Они пошли обратно вдоль гряды мимо синих окошек.

Мыш смотрел в речку яркого камня.

— Знаете… — сказал он чуть погодя. — Жаль, что сиринги нет. Я б сыграл. — Они почти добрались до лестницы с залитыми светом уличными кафе. Звенела музыка из усилков. Кто-то за столиком уронил стакан, тот кокнулся о камень, звук сгинул под натиском аплодисментов. Мыш глянул на руки. — От этой фигни пальцы чешутся. — (Они поднимались по ступенькам.) — Когда я был пацаном, на Земле, в Афинах, там была точно такая же улочка. Одос Мнисиклеус — через всю Плаку.
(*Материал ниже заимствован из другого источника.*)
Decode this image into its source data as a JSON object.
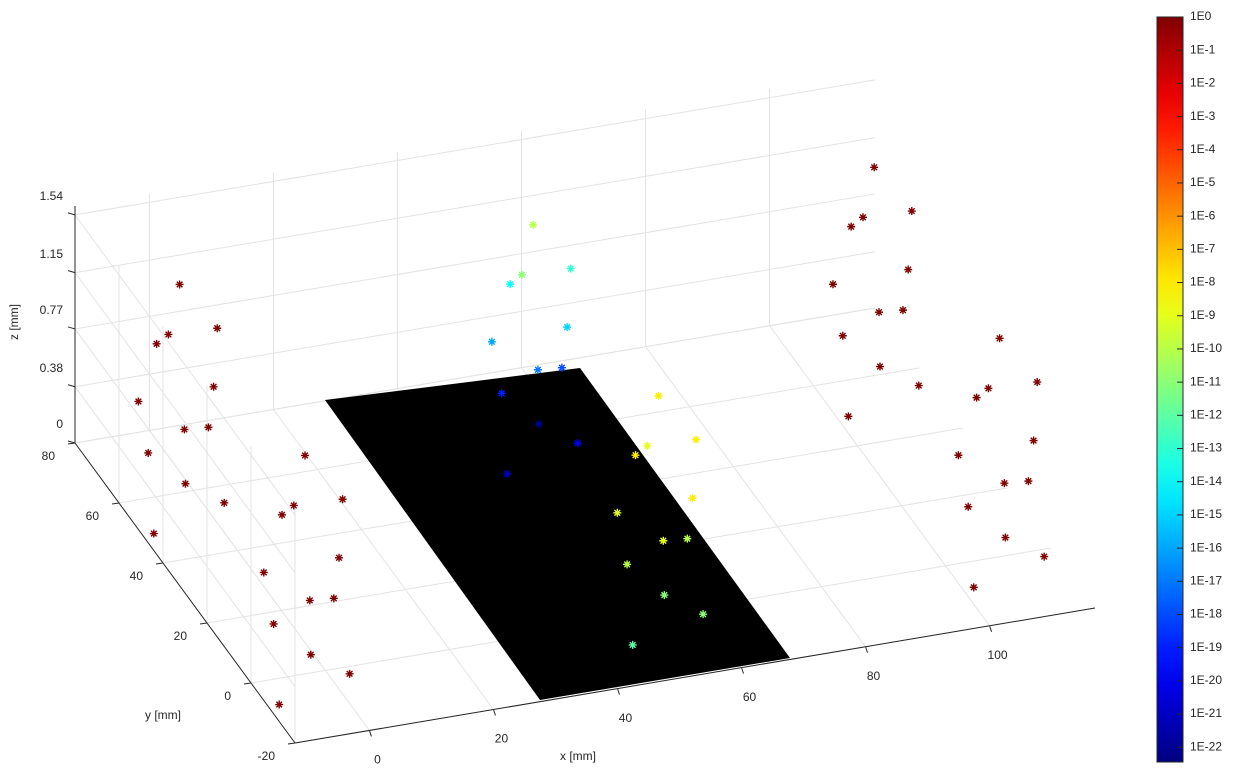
{
  "chart_data": {
    "type": "scatter3d",
    "xlabel": "x [mm]",
    "ylabel": "y [mm]",
    "zlabel": "z [mm]",
    "xlim": [
      -12,
      117
    ],
    "ylim": [
      -20,
      80
    ],
    "zlim": [
      0,
      1.6
    ],
    "xticks": [
      0,
      20,
      40,
      60,
      80,
      100
    ],
    "yticks": [
      -20,
      0,
      20,
      40,
      60,
      80
    ],
    "zticks": [
      0,
      0.38,
      0.77,
      1.15,
      1.54
    ],
    "grid": true,
    "marker": "*",
    "colormap": "jet",
    "plane_color": "#000000",
    "clim": [
      3.6e-23,
      1
    ],
    "clog": true,
    "cticks": [
      {
        "value": 1,
        "label": "1E0"
      },
      {
        "value": 0.1,
        "label": "1E-1"
      },
      {
        "value": 0.01,
        "label": "1E-2"
      },
      {
        "value": 0.001,
        "label": "1E-3"
      },
      {
        "value": 0.0001,
        "label": "1E-4"
      },
      {
        "value": 1e-05,
        "label": "1E-5"
      },
      {
        "value": 1e-06,
        "label": "1E-6"
      },
      {
        "value": 1e-07,
        "label": "1E-7"
      },
      {
        "value": 1e-08,
        "label": "1E-8"
      },
      {
        "value": 1e-09,
        "label": "1E-9"
      },
      {
        "value": 1e-10,
        "label": "1E-10"
      },
      {
        "value": 1e-11,
        "label": "1E-11"
      },
      {
        "value": 1e-12,
        "label": "1E-12"
      },
      {
        "value": 1e-13,
        "label": "1E-13"
      },
      {
        "value": 1e-14,
        "label": "1E-14"
      },
      {
        "value": 1e-15,
        "label": "1E-15"
      },
      {
        "value": 1e-16,
        "label": "1E-16"
      },
      {
        "value": 1e-17,
        "label": "1E-17"
      },
      {
        "value": 1e-18,
        "label": "1E-18"
      },
      {
        "value": 1e-19,
        "label": "1E-19"
      },
      {
        "value": 1e-20,
        "label": "1E-20"
      },
      {
        "value": 1e-21,
        "label": "1E-21"
      },
      {
        "value": 1e-22,
        "label": "1E-22"
      }
    ],
    "x": [
      -11,
      0,
      -8,
      1,
      -5,
      -11,
      -1,
      -7,
      1,
      -9,
      -4,
      -2,
      -11,
      0,
      -8,
      1,
      -5,
      -11,
      -1,
      -7,
      1,
      -9,
      -4,
      -2,
      46,
      57,
      49,
      58,
      52,
      46,
      56,
      50,
      58,
      48,
      53,
      55,
      46,
      57,
      49,
      58,
      52,
      46,
      56,
      50,
      58,
      48,
      53,
      55,
      101,
      112,
      104,
      113,
      107,
      101,
      111,
      105,
      113,
      103,
      108,
      110,
      101,
      112,
      104,
      113,
      107,
      101,
      111,
      105,
      113,
      103,
      108,
      110
    ],
    "y": [
      47,
      46,
      58,
      56,
      50,
      54,
      48,
      57,
      52,
      46,
      55,
      58,
      -10,
      -11,
      1,
      -1,
      -7,
      -3,
      -9,
      0,
      -5,
      -11,
      -2,
      1,
      47,
      46,
      58,
      56,
      50,
      54,
      48,
      57,
      52,
      46,
      55,
      58,
      -10,
      -11,
      1,
      -1,
      -7,
      -3,
      -9,
      0,
      -5,
      -11,
      -2,
      1,
      47,
      46,
      58,
      56,
      50,
      54,
      48,
      57,
      52,
      46,
      55,
      58,
      -10,
      -11,
      1,
      -1,
      -7,
      -3,
      -9,
      0,
      -5,
      -11,
      -2,
      1
    ],
    "z": [
      0.05,
      0.2,
      0.35,
      0.5,
      0.65,
      0.8,
      0.95,
      1.1,
      1.25,
      1.4,
      1.52,
      0.1,
      0.05,
      0.2,
      0.35,
      0.5,
      0.65,
      0.8,
      0.95,
      1.1,
      1.25,
      1.4,
      1.52,
      0.1,
      0.05,
      0.2,
      0.35,
      0.5,
      0.65,
      0.8,
      0.95,
      1.1,
      1.25,
      1.4,
      1.52,
      0.1,
      0.05,
      0.2,
      0.35,
      0.5,
      0.65,
      0.8,
      0.95,
      1.1,
      1.25,
      1.4,
      1.52,
      0.1,
      0.05,
      0.2,
      0.35,
      0.5,
      0.65,
      0.8,
      0.95,
      1.1,
      1.25,
      1.4,
      1.52,
      0.1,
      0.05,
      0.2,
      0.35,
      0.5,
      0.65,
      0.8,
      0.95,
      1.1,
      1.25,
      1.4,
      1.52,
      0.1
    ],
    "c": [
      1,
      1,
      1,
      1,
      1,
      1,
      1,
      1,
      1,
      1,
      1,
      1,
      1,
      1,
      1,
      1,
      1,
      1,
      1,
      1,
      1,
      1,
      1,
      1,
      1e-21,
      1e-20,
      1e-19,
      1e-18,
      1e-17,
      1e-16,
      1e-15,
      1e-14,
      1e-13,
      1e-11,
      1e-10,
      1e-22,
      1e-12,
      1e-11,
      1e-10,
      1e-10,
      1e-09,
      1e-09,
      1e-08,
      1e-08,
      1e-08,
      1e-09,
      1e-08,
      1e-11,
      1,
      1,
      1,
      1,
      1,
      1,
      1,
      1,
      1,
      1,
      1,
      1,
      1,
      1,
      1,
      1,
      1,
      1,
      1,
      1,
      1,
      1,
      1,
      1
    ]
  }
}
Я работал в паре мест в Плаке, знаете? «Золотая тюрьма», «О кай И»[12]. Идешь вверх по ступеням от Адриану, а впереди и вдали — задний портик Эрехтейона в прожекторах над стеной Акрополя. И люди за столиками по обе стороны улицы, они бьют тарелки тоже и смеются. Вы бывали в афинской Плаке, капитан?

— Один раз был, очень давно, — сказал Лорк. — Где-то в твоем возрасте. Но всего один вечер.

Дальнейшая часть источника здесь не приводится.